Some context belongs to the system: what happened when, in what order, at what stage of what process. This is transactional memory. It is the most straightforward to capture and the most underused. Systems that know their own history are genuinely more useful than systems that do not, and yet most software products treat each session as a fresh start.

The question of what should be remembered, by whom, for how long, is a design question. It does not have a universal answer. But it has to be asked deliberately, because the default is always forgetting.

Why this matters now

September 2017 is not the beginning of thinking about memory in software. The problem has been recognisable for years. What is shifting is the plausibility of doing something about it.

The techniques that make contextual retrieval possible, embedding representations of meaning rather than just indexing keywords, connecting information across sources rather than within single systems, surfacing relevance based on current context rather than explicit queries, are becoming more tractable. The underlying research is moving. The gap between what is theoretically possible and what a product team can reasonably build is narrowing.

This matters to how we think about Orion. The initial conception of Orion is partly a research question about what a genuine memory layer would look like, not for a consumer app, but for an operating system built for professional and commercial contexts. What does it mean for a system to know what matters, for whom, and when? What are the right boundaries between human memory and system memory? What should never be delegated to a machine?

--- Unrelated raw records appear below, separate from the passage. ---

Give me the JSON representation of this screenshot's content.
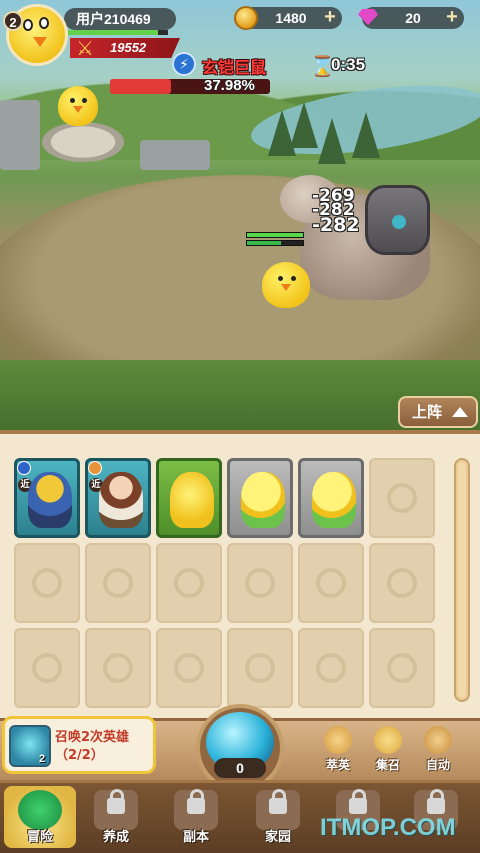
{
  "player": {
    "level": "2",
    "name": "用户210469",
    "exp_fraction": 0.9,
    "power": "19552"
  },
  "currency": {
    "coins": "1480",
    "gems": "20"
  },
  "boss": {
    "name": "玄铠巨鼠",
    "hp_percent_text": "37.98%",
    "hp_fraction": 0.3798,
    "timer": "0:35"
  },
  "damage": [
    "-269",
    "-282",
    "-282"
  ],
  "deploy_button": "上阵",
  "grid": {
    "rows": 3,
    "cols": 6,
    "heroes": [
      {
        "frame": "blue",
        "badge": "blue",
        "tag": "近",
        "figure": "warrior"
      },
      {
        "frame": "blue",
        "badge": "orange",
        "tag": "近",
        "figure": "girl"
      },
      {
        "frame": "green",
        "figure": "chick"
      },
      {
        "frame": "gray",
        "figure": "chick-green"
      },
      {
        "frame": "gray",
        "figure": "chick-green"
      }
    ]
  },
  "quest": {
    "count": "2",
    "text": "召唤2次英雄（2/2）"
  },
  "summon_orb": {
    "count": "0"
  },
  "actions": [
    {
      "label": "萃英",
      "icon": "swirl-icon"
    },
    {
      "label": "集召",
      "icon": "horn-icon"
    },
    {
      "label": "自动",
      "icon": "gear-icon"
    }
  ],
  "nav": [
    {
      "label": "冒险",
      "locked": false,
      "active": true
    },
    {
      "label": "养成",
      "locked": true
    },
    {
      "label": "副本",
      "locked": true
    },
    {
      "label": "家园",
      "locked": true
    },
    {
      "label": "",
      "locked": true
    },
    {
      "label": "",
      "locked": true
    }
  ],
  "watermark": "ITMOP.COM",
  "colors": {
    "boss_name": "#ff3b38",
    "hp_bar": "#e23a36",
    "quest_text": "#c43b2a",
    "active_nav": "#e0b744"
  }
}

These are not AI questions in the narrow sense of the term. They are questions about how systems relate to time, to history, and to the humans working through them. The reason Benediction Lab exists as a distinct research surface is partly because those questions require a different pace and posture than product development. You cannot answer them by shipping features. You have to think about them carefully first.

Memory and the shape of the system

One thing worth naming explicitly: the memory problem changes what a product's surface should look like.

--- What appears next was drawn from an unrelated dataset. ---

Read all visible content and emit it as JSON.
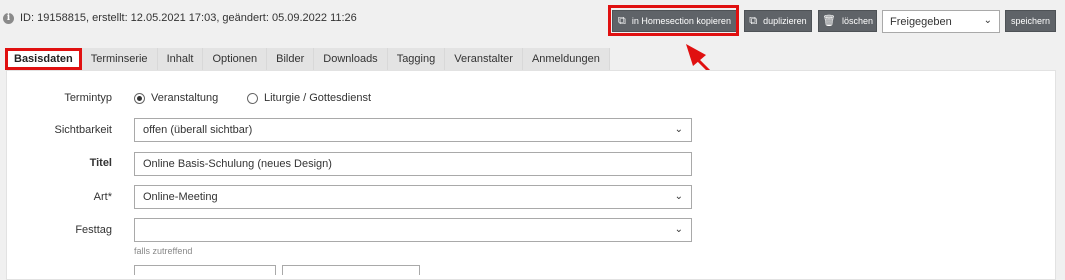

If the system remembers nothing, the user interface has to carry everything: every relevant field, every piece of context, every option, because the user cannot trust that the system will recall what was agreed or what already happened. This is why most B2B software interfaces are dense. They are compensating for a system with no memory by putting everything visible at once.

If the system remembers well, the interface can be different. It can be calm. It can surface the one thing that matters right now, because it knows the history around that thing. It can ask a targeted question rather than demanding a full form. It can anticipate what the user needs based on what has already happened, rather than requiring the user to navigate through a representation of the state of the world.

This is not just a design preference. It is a consequence of the memory architecture. The two are connected. Which means that thinking carefully about what a system should remember is also thinking carefully about what the user experience can be.

A working position

Institutional memory is currently one of the most expensive hidden costs in organisations. It does not appear on any reporting line. It shows up as repeated conversations, misaligned teams, decisions made without access to relevant history, and projects that start from scratch because no one knows what was already tried.

The answer is not more documentation. Documentation without retrieval and relevance is just a quieter form of forgetting.

The answer is systems that remember with continuity, that surface context when it becomes relevant, that understand the difference between what a person needs to know and what merely exists on record, and that have been designed with a clear view of what should expire, what should persist, and where the line sits between machine memory and human judgement.

Building that is hard. The hardest part is not the technology. It is the decision about what memory should feel like: what it surfaces, how it presents itself, what it elides, and when it steps back entirely. That design problem is where the real work is, and it is one we intend to stay close to.